Ole Bornedal’s Så Længe Jeg Lever is a Danish biographical film about John Mogensen (played by Rasmus Bjerg), a Danish musician whose immensely popular songs turned him into somewhat of a cult figure in his native country. The film is a dramatization of Mogensen’s entire life that takes us from his childhood, through his days as a member of the vocal quartet group ‘Four Jacks,’ onto his breakthrough as a solo artist, and up until the last days of his life where he drank himself to death.
When I was a kid, Mogensen’s tunes were often heard in my parents’ apartment. Already when I was very young, I was very familiar with the beloved musician’s classic hits like “Der er noget galt i Danmark,” and “Så længe jeg lever,” (the song that this biopic is appropriately named after). I knew him almost only as this cult figure — a beloved big-bellied singer who had always sported his characteristic long beard.
Bornedal’s biographical drama portrays him as a multi-faceted person and artist. In parts of the first act, we see Mogensen as something resembling a child prodigy, who later — through unreal and entirely imaginative conversations between himself as a child and himself as a drunken star — personifies his ambition, his perfectionism, and his love of music. When Mogensen has nowhere to go but up, these conversations bring a spotlight on his own battle with his inner demons that had haunted him throughout his time as an artist.

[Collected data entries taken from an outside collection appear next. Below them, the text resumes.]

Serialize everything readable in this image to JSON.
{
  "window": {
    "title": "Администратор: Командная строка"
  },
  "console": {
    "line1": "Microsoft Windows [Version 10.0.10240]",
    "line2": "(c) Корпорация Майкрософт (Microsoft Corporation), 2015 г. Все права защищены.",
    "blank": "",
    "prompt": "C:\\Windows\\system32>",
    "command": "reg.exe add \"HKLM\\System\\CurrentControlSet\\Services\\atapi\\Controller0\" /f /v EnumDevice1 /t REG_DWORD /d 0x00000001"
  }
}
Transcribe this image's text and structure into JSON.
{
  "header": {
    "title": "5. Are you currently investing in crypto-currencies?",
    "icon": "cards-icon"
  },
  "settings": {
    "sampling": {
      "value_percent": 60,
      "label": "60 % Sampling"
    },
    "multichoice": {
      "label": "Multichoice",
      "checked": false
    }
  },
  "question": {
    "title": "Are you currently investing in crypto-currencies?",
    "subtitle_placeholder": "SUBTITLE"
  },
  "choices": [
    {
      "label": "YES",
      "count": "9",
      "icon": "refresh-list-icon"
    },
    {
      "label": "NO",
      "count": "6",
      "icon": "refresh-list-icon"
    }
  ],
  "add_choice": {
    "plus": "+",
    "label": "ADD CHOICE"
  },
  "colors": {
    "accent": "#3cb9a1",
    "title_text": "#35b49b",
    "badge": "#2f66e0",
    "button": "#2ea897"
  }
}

Mogensen was a perfectionist who was uncomfortable getting in front of a crowd, but who still had an insatiable appetite for the stage. Mogensen struggled with his inner demons, and numbed himself with copious amounts of alcohol, with the hope that he may get ‘in the zone’ — that intangible and indefinable high that he gets when everything is just right. When everything is in harmony even the biggest crowds are drowned out by that high that he sometimes achieved on stage.
Nothing was enough for the beloved artist who felt decidedly under-appreciated once his vocal quartet group split up and his music suddenly did not fit the sound of the times. Mogensen, of course, found another sound — a sound that has made him one of the cult figures of Danish music of the late 20th century.
Bornedal handles it all very well. The film perhaps goes on for a bit too long, and although the aforementioned imaginative conversations could derail the film, both Rasmus Bjerg and Harald Kaiser Hermann — who plays the child version of John Mogensen — handle these scenes very well.
Nevertheless, Hermann’s character does become some kind of narrative device, and it absolutely can be received as nothing more than a cheap trick to add a sense of motivation to a sad artist. There are also few imperfections in various places — for example, I think the lip-sync could have used a little bit more attention in some scenes — but, as a whole, Bornedal has delivered a strong Danish biopic that is sure to delight the target audience.
For obvious reasons, a film about someone as colorful and popular as John Mogensen would have fallen apart if the central role was not played by someone who could handle this rise and fall story to perfection. And, well, Rasmus Bjerg is astounding. He looks, sounds, and feels like John Mogensen. Bjerg becomes the cult figure over the course of the film. It is a spectacular performance in a story with a very tragic ending. But even though it may, on the surface, be a sad story of a drunken artist, Bornedal’s film is an imperfect but very entertaining tribute to a true cult figure who loved his family.